Yunanistan polisinin sınırda bekleyen göçmenlere biber gazı ve tazyikli suyla müdahalesi sürüyor. Yunan tarafı sınırdan geçişlere izin vermezken, Türkiye göçmenlerin deniz yoluyla sınırı geçmesini yasakladı

Göçmenlere saldırılar arttı denizden geçişler yasaklandı

HABER MERKEZİ

Edirne’den Yunanistan’a geçmek isteyen binlerce göçmenin sınırdaki bekleyişi sürüyor. Yunanistan polisinin sınırda bekleyen göçmenlere müdahalesi sürerken Türkiye Sahil Güvenlik Komutanlığı, göçmenlerin deniz geçişlerinin yasaklandığını duyurdu.

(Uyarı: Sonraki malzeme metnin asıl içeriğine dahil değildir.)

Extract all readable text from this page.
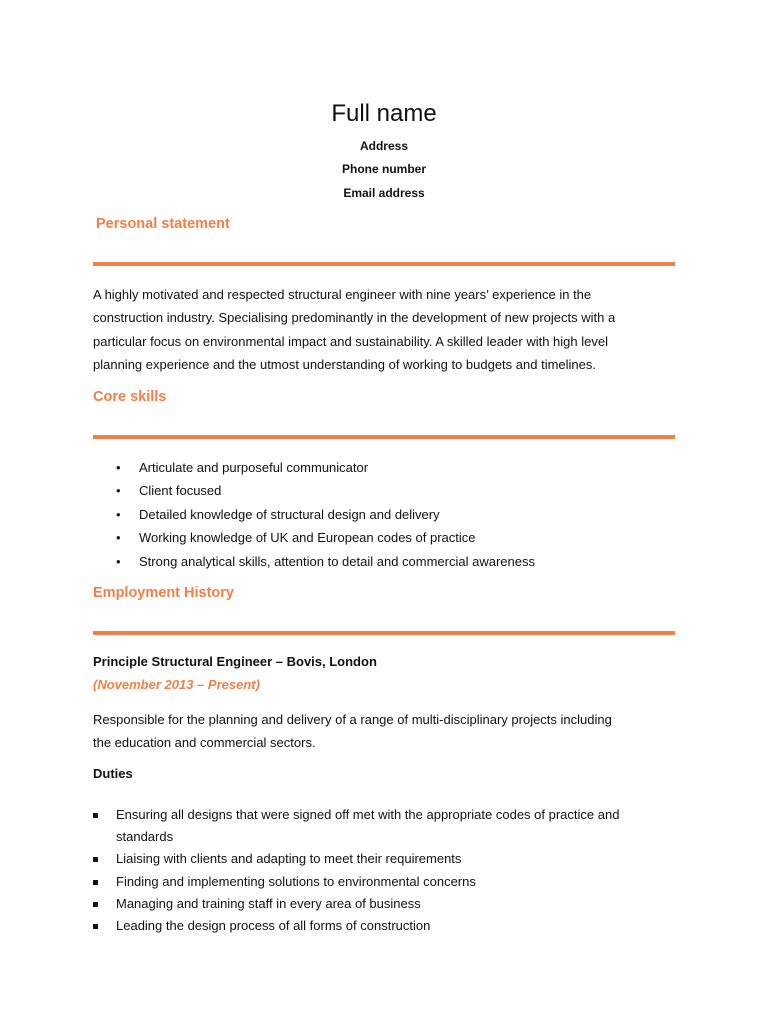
Full name
Address
Phone number
Email address
Personal statement
A highly motivated and respected structural engineer with nine years’ experience in the
construction industry. Specialising predominantly in the development of new projects with a
particular focus on environmental impact and sustainability. A skilled leader with high level
planning experience and the utmost understanding of working to budgets and timelines.
Core skills
• Articulate and purposeful communicator
• Client focused
• Detailed knowledge of structural design and delivery
• Working knowledge of UK and European codes of practice
• Strong analytical skills, attention to detail and commercial awareness
Employment History
Principle Structural Engineer – Bovis, London
(November 2013 – Present)
Responsible for the planning and delivery of a range of multi-disciplinary projects including
the education and commercial sectors.
Duties
Ensuring all designs that were signed off met with the appropriate codes of practice and
standards
Liaising with clients and adapting to meet their requirements
Finding and implementing solutions to environmental concerns
Managing and training staff in every area of business
Leading the design process of all forms of construction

Yunanistan polisi gece sınırda bekleyen göçmenlere tazyikli su ve biber gazıyla müdahale etti. Denizi geçmeye çalışırken ölümle burun buruna gelen göçmenlerin tehlikeli olduğu gerekçesiyle denizden geçişleri de yasaklandı.

‘Bundan sonra olacaklara bakın’

Her geçen gün sınırdan geçen göçmen sayısının arttığını öne süren İçişleri Bakanı Süleyman Soylu, dün son olarak sayının 143 bini aştığını belirtti. Havaların ısınmasıyla sınırı geçen göçmen sayısının artacağını söyleyen Soylu “Su bazı yerlerde 40-45 santimetreye düştü. Bu şu demektir, ayağınızla geçebilirsiniz. Yunanistan Başbakanı Miçotakis’in sınırları tutmak gibi bir kabiliyeti yok. Siz bundan sonra olacaklara bakın. Bundan öncekiler bir şey değil” ifadelerini kullandı. Yunanistan’da Kiryakos Miçotakis başkanlığındaki hükümetin, sınırdaki mültecilere sert müdahalesine tepki gösteren ana muhalefet partisi Radikal Sol İttifak (SYRIZA), ülkenin mülteciler değil yükselen aşırı sağ ve faşizmden kaynaklanan asimetrik tehdit altında olduğunu kaydetti.

SYRIZA’nın “Haklar Bölümü” tarafından hazırlanan ve partinin resmi internet sitesinde yayımlanan açıklamada, adalarda mültecilere ve uluslararası kurumlarla gönüllü sivil toplum kuruluşları (STK) çalışanlarına karşı geniş çapta “soykırım uygulandığı” iddia edildi.

Almanya hükümetine göçmen çağrısı

Almanya’daki pek çok çocuk ve insan hakları kuruluşu, Yunanistan’dan göçmen almaya çağırdı. Alman Çocuk Koruma Birliği’nin Başkanı Heinz Hilgers, İçişleri Bakanı Horst Seehofer’den çocuk yaştaki sığınmacıların ve çocuklu ailelerin alınmasına karşı gösterdiği direnişten vazgeçmesini talep etti. Hilgers, sadece Midilli Adası’ndaki Moria kampında yaklaşık 7 bin çocuğun bulunduğunu, oradaki koşulların “Avrupa için bir utanç” olduğunu söyledi. Alman Çocuk Koruma Birliği, federal hükümetin Avrupa çapında bir çözüm bulunması yönünde gösterdiği çabanın takdire şayan olduğunu, ancak bunun aylar sürdüğünü ve kamplardaki çocukların artık zamanı olmadığını da hatırlattı.